O RIACHO E O ESPETÁCULO DA VIDA

A cor cristalina do riacho no quintal de minha casa, toca-me.

O fluxo de suas águas agita-me.

O tato com o frio de sua temperatura, desperta-me.

A névoa que paira nas manhãs geladas sobre o riacho

do quintal de minha casa, comove-me.

A névoa que paira nas manhãs geladas sobre o riacho

do quintal de minha casa, transporta-me

para mundos etéreos.

As margaridas que fielmente acompanham

os lados de meu riacho, adornando-o,

acendem em mim o sorriso da gratidão.

O chuvisco que gentilmente mescla-se

às águas do riacho num balé delicado,

acalma-me molhando-me a face

e beijando-me a alma.

A tempestade que conspurca suas águas

desassossegando e movimentando-as

febrilmente, acorda em mim

a gladiadora adormecida.

O sol e a brisa que depois de cessada a tormenta,

afinal reinam sobre meu riacho, acariciam-me acalmando

e enlevando-me o espírito.

Pois, por que escrevo?

Escrevo para dar vazão as explosões para dentro

que o riacho do quintal de minha casa provocam-me.

Escrevo pela pretensão de cingir-me a ele por

meio de minhas palavras, por meio da ânsia e

do acalento que ele me desperta.

Escrevo pela pretensão de estar em seu fluxo,

em sua cor, em seu odor.

Escrevo para principalmente

estar em sua superfície e receber, em comunhão com ele,

as suaves gotas do chuvisco durante a primavera.

Ou em luta armada, junto a ele digladiarmos

contra o exército das revoltas águas da tempestade

que ora lhe afronta.

Escrevo porque o espetáculo do meu riacho encanta-me.

Escrevo porque, assim, almejo eternizar suas virtudes.

Escrevo porque tenho febre de dizer, de revelar meu riacho.

Escrevo porque, enfim e acima de tudo,

este é o modo como sei amar o riacho do quintal de minha casa.

May 3, 5PM, Art Exhibit opening,
California Golden Autumn

Thais Art Exhibit

The Creek and Life’s Spectacle

The crystal color of the creek in my homes’ back yard touches me.

The flow of its water stirs me.

The cold touch of its temperature awakens me.

The fog that hangs over the creek during the morning’s freeze in my homes’ back yard moves me.

The fog that hangs over the creek during the morning’s freeze in my homes’ back yard carries me to ethereal worlds.

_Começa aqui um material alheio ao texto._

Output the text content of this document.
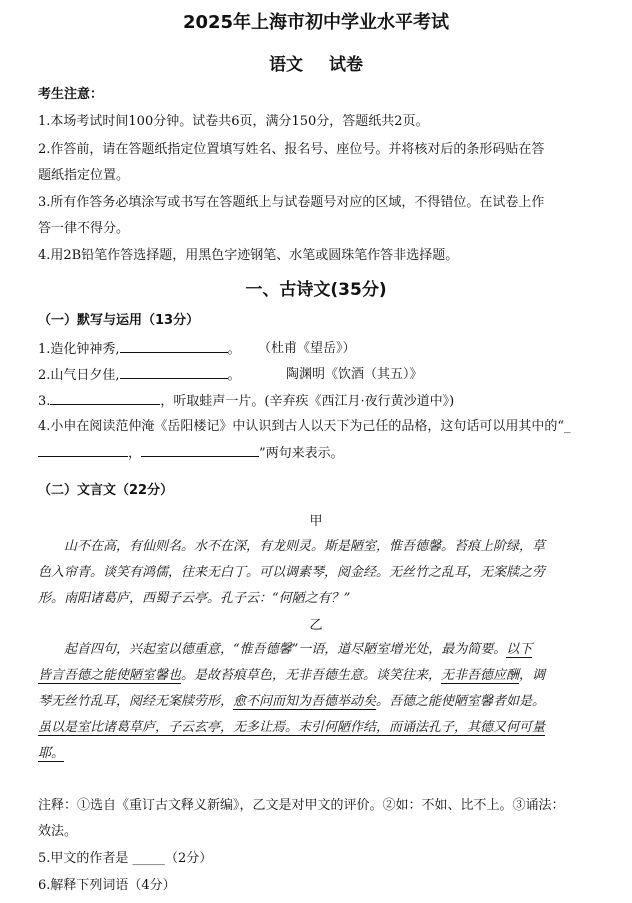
2025年上海市初中学业水平考试
语文 试卷
考生注意：
1.本场考试时间100分钟。试卷共6页，满分150分，答题纸共2页。
2.作答前，请在答题纸指定位置填写姓名、报名号、座位号。并将核对后的条形码贴在答
题纸指定位置。
3.所有作答务必填涂写或书写在答题纸上与试卷题号对应的区域，不得错位。在试卷上作
答一律不得分。
4.用2B铅笔作答选择题，用黑色字迹钢笔、水笔或圆珠笔作答非选择题。
一、古诗文(35分)
（一）默写与运用（13分）
1.造化钟神秀,	。	（杜甫《望岳》）
2.山气日夕佳,	。	陶渊明《饮酒（其五）》
3.	，听取蛙声一片。(辛弃疾《西江月·夜行黄沙道中》)
4.小申在阅读范仲淹《岳阳楼记》中认识到古人以天下为己任的品格，这句话可以用其中的“_
，	”两句来表示。
（二）文言文（22分）
甲
山不在高，有仙则名。水不在深，有龙则灵。斯是陋室，惟吾德馨。苔痕上阶绿，草
色入帘青。谈笑有鸿儒，往来无白丁。可以调素琴，阅金经。无丝竹之乱耳，无案牍之劳
形。南阳诸葛庐，西蜀子云亭。孔子云：“何陋之有？”
乙
起首四句，兴起室以德重意，“惟吾德馨”一语，道尽陋室增光处，最为简要。以下
皆言吾德之能使陋室馨也。是故苔痕草色，无非吾德生意。谈笑往来，无非吾德应酬，调
琴无丝竹乱耳，阅经无案牍劳形，愈不问而知为吾德举动矣。吾德之能使陋室馨者如是。
虽以是室比诸葛草庐，子云玄亭，无多让焉。末引何陋作结，而诵法孔子，其德又何可量
耶。
注释：①选自《重订古文释义新编》，乙文是对甲文的评价。②如：不如、比不上。③诵法：
效法。
5.甲文的作者是 _____（2分）
6.解释下列词语（4分）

The daisies that loyally follow both sides of the creek, adorning it, raise in me a smile of gratitude.

The drizzle that gently blends itself into the water of the creek in a delicate ballet calms me while wetting my face and kissing my soul.

The storm that defiles the creek’s water disquieting and shaking it in a frenetic way awakes the sleepy gladiator that lives inside me.

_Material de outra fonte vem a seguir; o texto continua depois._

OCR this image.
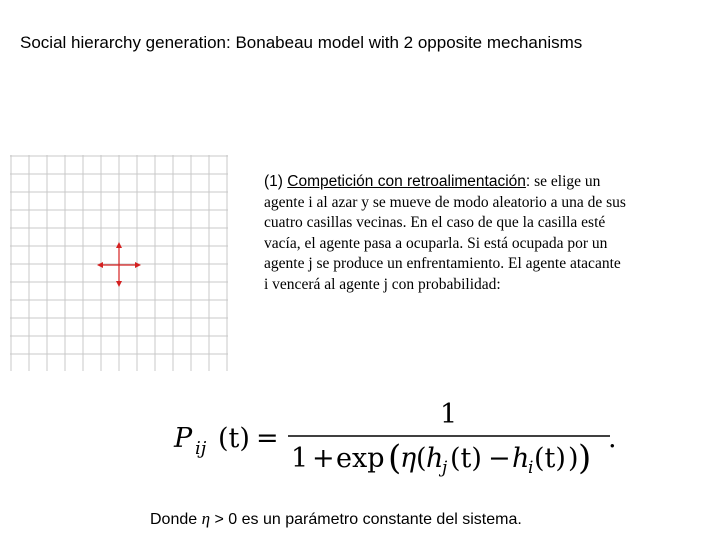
Social hierarchy generation: Bonabeau model with 2 opposite mechanisms
(1) Competición con retroalimentación: se elige un agente i al azar y se mueve de modo aleatorio a una de sus cuatro casillas vecinas. En el caso de que la casilla esté vacía, el agente pasa a ocuparla. Si está ocupada por un agente j se produce un enfrentamiento. El agente atacante i vencerá al agente j con probabilidad:
P ij (t) =
1
1 + exp (
η ( h
j (t) − h
i (t) ) ) .
Donde η > 0 es un parámetro constante del sistema.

The sun and the breeze that finally prevail over my creek after the storm’s finish caress me calming me down and lifting my spirit.

Therefore, why do I write?

I write so the release of the internal explosions that the creek of my homes’ back yard provokes within me can flow out.

I write because I have the intention to bind myself to the creek through my words and through the torment and the shouting that my creek rouses in me.

I write because I have the desire to be in its flux, in its color, in its perfume.

I write mainly to be in my creek’s surface and to receive, in communion with it, the gentle drops of rain during the spring.

Or, during a duel, bonded to my creek to fight against the army of the rebellious waters from the storm that now confront it.

I write because the spectacle of my creek enchants me.

I write because in this way I intend to preserve my creek’s virtues.

I write because I feel with my thoughts, with my words.

I write because I have a fever to speak, to reveal my creek.

Finally above all, I write because this is the only way that I know how to love the creek in my homes’ back yard.